And that, it turns out, is how to dial down some of the “negativity”. Win a couple of games, play some brighter football, sign some useful players. Look like there might be things to be gained, rather than have it all to lose.

Let’s not leap too far ahead, but Tuesday night at Forest Green at last offered steps forward, not another greasy slide back. A Carlisle team provoked by new additions won handsomely.

It means, for the first time since the first month of 2019, that United are in sight of a third straight league victory. Things go well at Mansfield today, and Carlisle make the most of a game in hand, and they might end up closer in points to the play-offs than League Two’s relegation place.

Ludicrous, isn’t it, the fourth tier? Yet this is what people have been saying all along. Just win, now and then, and your outlook can change. Finally United have done so and for that Chris Beech and those involved in reshaping a struggling team can receive some credit.

There are, naturally, warnings from history against complacency. Carlisle, in February 2014, won against Coventry at Northampton to go six points clear of League One danger, and 11 from the bottom, but then fell steeply.

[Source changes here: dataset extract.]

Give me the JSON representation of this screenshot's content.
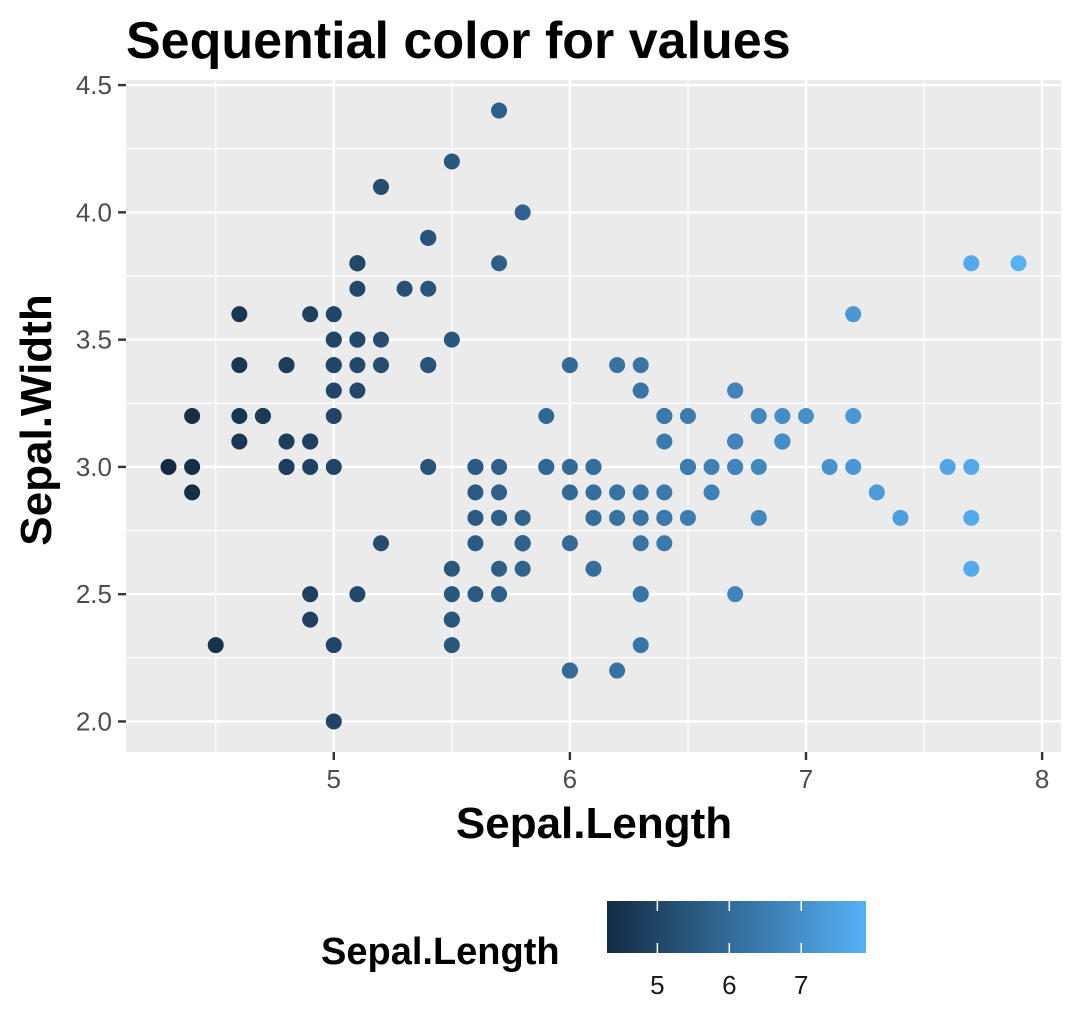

This version of the Blues has not progressed so far that another defeat will not come soon, but early signs are that their winter trading has been more positive and planned than before. Nick Anderton, Elliot Watt, Lewis Alessandra, Joshua Kayode – all ticks so far. Max Hunt, in two appearances, is also still to taste defeat. Omari Patrick, Callum Guy and Marcus Dewhurst now join this set and, if the short-term improvement of the last eight days has any legs at all then Carlisle ought to be fine.

In which case, the mid-season efforts to isolate United’s better qualities and make calls on which players to back (Aaron Hayden a good example) and who to sideline will gain approval. We might, all being well, encounter that rarest of beasts: a Blues campaign that gets better from January. Heavens, we might even, given the 18-month deals recently awarded, have a platform for more considered squad development this summer than last year’s churn.

That, again, would be “positivity”, not the n-word Andrew Jenkins flagged up in his programme notes last weekend. The chairman talked about rebuilding trust, meeting disgruntled fans, the need for everyone to “get behind the club”, that old phrase.

Beech, too, has come into Brunton Park conscious of the cloud. What head coach, entering his first top job, would not wish for a cleaner climate when it comes to the opinions that follows his club around?

Everyone has their parts to play in that, in tone and judgement. And action. If the first step to change is acceptance, the next is doing something about it, and where Carlisle United in 2020 is concerned those running the show must recognise that the past usually informs the present, and that people will always want evidence of improvement before they will properly believe in it.

Hence back-to-back wins finally generating thoughts that Carlisle may not, after all, be staggering towards non-league. Hence this month’s recruitment - which surely implies the freer use of available funds - offering sunnier glimpses. Hence supporters, next, hoping the backstairs talk of “succession” will eventually produce substance, after an era of false and at times farcical dawns.

With different influences now, notably Edinburgh Woollen Mill’s, there appears a greater likelihood of structural change. Those close to the core say it will be different this time; they may be right.

When, though, CUOSC’s briefing, with its hint at “a flurry of activity”, was shared last weekend, the response from many – “We’ll believe it when we see it” – should have caught no-one out. That cynicism has been fostered by debacles and drift.

Crowds have fallen this season because United have struggled, and also because it has been hard for many to “trust” the old set-up to make things better. Assessing the new hand of EWM has certainly been possible, by inspecting the changes within, but not entirely, given they have not yet taken a thorough mission statement to the fanbase.

In a football sense, Carlisle had, before Tuesday, got themselves in a position where they had not achieved back-to-back league victories for 12 months. If that is the picture, then, yes, there probably would be some “negativity”. When your next win is presumed to be your last for a while, it will be asked: what on earth is going on to make things so bad?

Due respect to Beech, then, for lifting that particular weight in the last few days, and for the apparent steps in the market. The hierarchy, now the transfer window has closed, could also go onto the front foot in other ways. They could explain their thinking, broadly, over the Jarrad Branthwaite windfall, for example. They can have more of the sort of conversations with everyone – not just representative groups, and not only in forums, or when asked – about direction, and detail, the kind which do owners like Accrington’s Andy Holt no harm.

Those of us whose job it is to transmit and challenge this can also do so with open minds. In the meantime, as 97 fans with jaded eyes returning from Gloucestershire on Wednesday morning would tell you, it’s amazing how cheerier the world feels when you suddenly have a team capable of winning 4-1 away.